Several natural disasters have consumed a large percentage of carriers as they were supporting ongoing operations with FEMA from Hurricane’s Harvey, Irma and Maria. FEMA responsibilities drove up demand on the market causing severe spikes in the rate per mile from all carriers. This combination has presently driven market rates to a 3 year high in transportation cost. During those disasters fuel refineries were shut down leading a spike in cost of diesel and gas to transport goods.
Driver turnover rates have seen double digit gains during the second and third quarters and is only projected to continue to climb as carriers attempt to retain their own drivers and to replace those that left for greener pastures. Electronic logs are set to go into effect on December 18th, thousands of drivers have shut down for the week in support of those who descended upon Washington DC to strike and protest Safer policies under the Dept. of Transportation federal mandates.

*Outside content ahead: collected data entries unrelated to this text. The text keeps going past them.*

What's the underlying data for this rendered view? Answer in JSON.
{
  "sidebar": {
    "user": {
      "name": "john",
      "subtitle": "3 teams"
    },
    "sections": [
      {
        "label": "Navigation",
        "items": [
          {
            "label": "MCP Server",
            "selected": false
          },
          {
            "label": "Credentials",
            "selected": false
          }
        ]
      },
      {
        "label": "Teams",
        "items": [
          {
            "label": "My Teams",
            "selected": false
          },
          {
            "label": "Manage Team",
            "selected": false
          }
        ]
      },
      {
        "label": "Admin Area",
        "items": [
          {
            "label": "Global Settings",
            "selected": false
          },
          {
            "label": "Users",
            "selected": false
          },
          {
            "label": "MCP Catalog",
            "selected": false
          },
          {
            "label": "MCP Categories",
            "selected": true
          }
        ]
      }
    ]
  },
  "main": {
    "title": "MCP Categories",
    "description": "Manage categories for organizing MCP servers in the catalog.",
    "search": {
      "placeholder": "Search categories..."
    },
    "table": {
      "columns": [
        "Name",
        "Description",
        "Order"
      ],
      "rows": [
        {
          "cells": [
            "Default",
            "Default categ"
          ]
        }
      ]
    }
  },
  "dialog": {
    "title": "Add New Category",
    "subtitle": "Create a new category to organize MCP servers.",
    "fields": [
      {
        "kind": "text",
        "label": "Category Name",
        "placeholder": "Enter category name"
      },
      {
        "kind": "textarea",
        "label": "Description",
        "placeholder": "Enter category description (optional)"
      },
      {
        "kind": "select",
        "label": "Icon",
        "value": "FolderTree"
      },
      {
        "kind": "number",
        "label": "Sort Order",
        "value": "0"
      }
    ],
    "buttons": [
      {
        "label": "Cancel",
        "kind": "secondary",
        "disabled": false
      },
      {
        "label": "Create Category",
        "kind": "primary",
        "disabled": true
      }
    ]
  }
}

Hours of service laws will be strictly adhered to upon completion of the E-log installation. When your driver starts his daily clock, he has fourteen hours in that allowed time period, to hopefully drive ten hours for that period, then they must take their mandated safety breaks. If that driver sits in your docks, those hours count against his 14 hour window.
Here’s an example;
Driver starts his per trip DOT inspection at 6am Monday, then drives to his delivery for his 8am receiving appointment, doesn’t get his signed BOL back until 1145am from the receiver, drives to his next pickup and arrives at 2pm, is loaded at 6PM for his next day 8am delivery appointment, but at 8pm that night he has to shut down on his E-log because his 14 shift period is over now. He has to shut down the truck for his 10 hour DOT break now. Meaning he can’t drive again until 6am the next day. If your outbound load was a 500 mile run, he’s not going to be making that 8am delivery appointment. Trucks average about 50 miles an hour when you consider local traffic to and from the Interstate and congested traffic patterns in big cities. Most carriers have already notified their customers of upcoming rate increases to cover the additional cost of the equipment, monitoring and safety training of their drivers. Most companies are already operating under the Electronic logs now and everyone will be on them by Dec 18th of this year. Only drivers who stay within 100 miles of their home base are exempt from Electronic logs. Drivers that use to play games with their paper log books to make those runs work, won’t be able to manipulate the systems now. Drivers are upset from these added restrictions as they know it will decrease their revenue ability.
Clear communication can reduce the loading and unloading times as carriers can’t be held up. Do your docks have the ability to adjust inbound & outbound appointments daily to help in these hour of service upcoming issues? Inbound receivers who insist upon fines for late arriving trucks or charge backs may find it harder to nearly impossible in securing trucks willing to gamble going forward.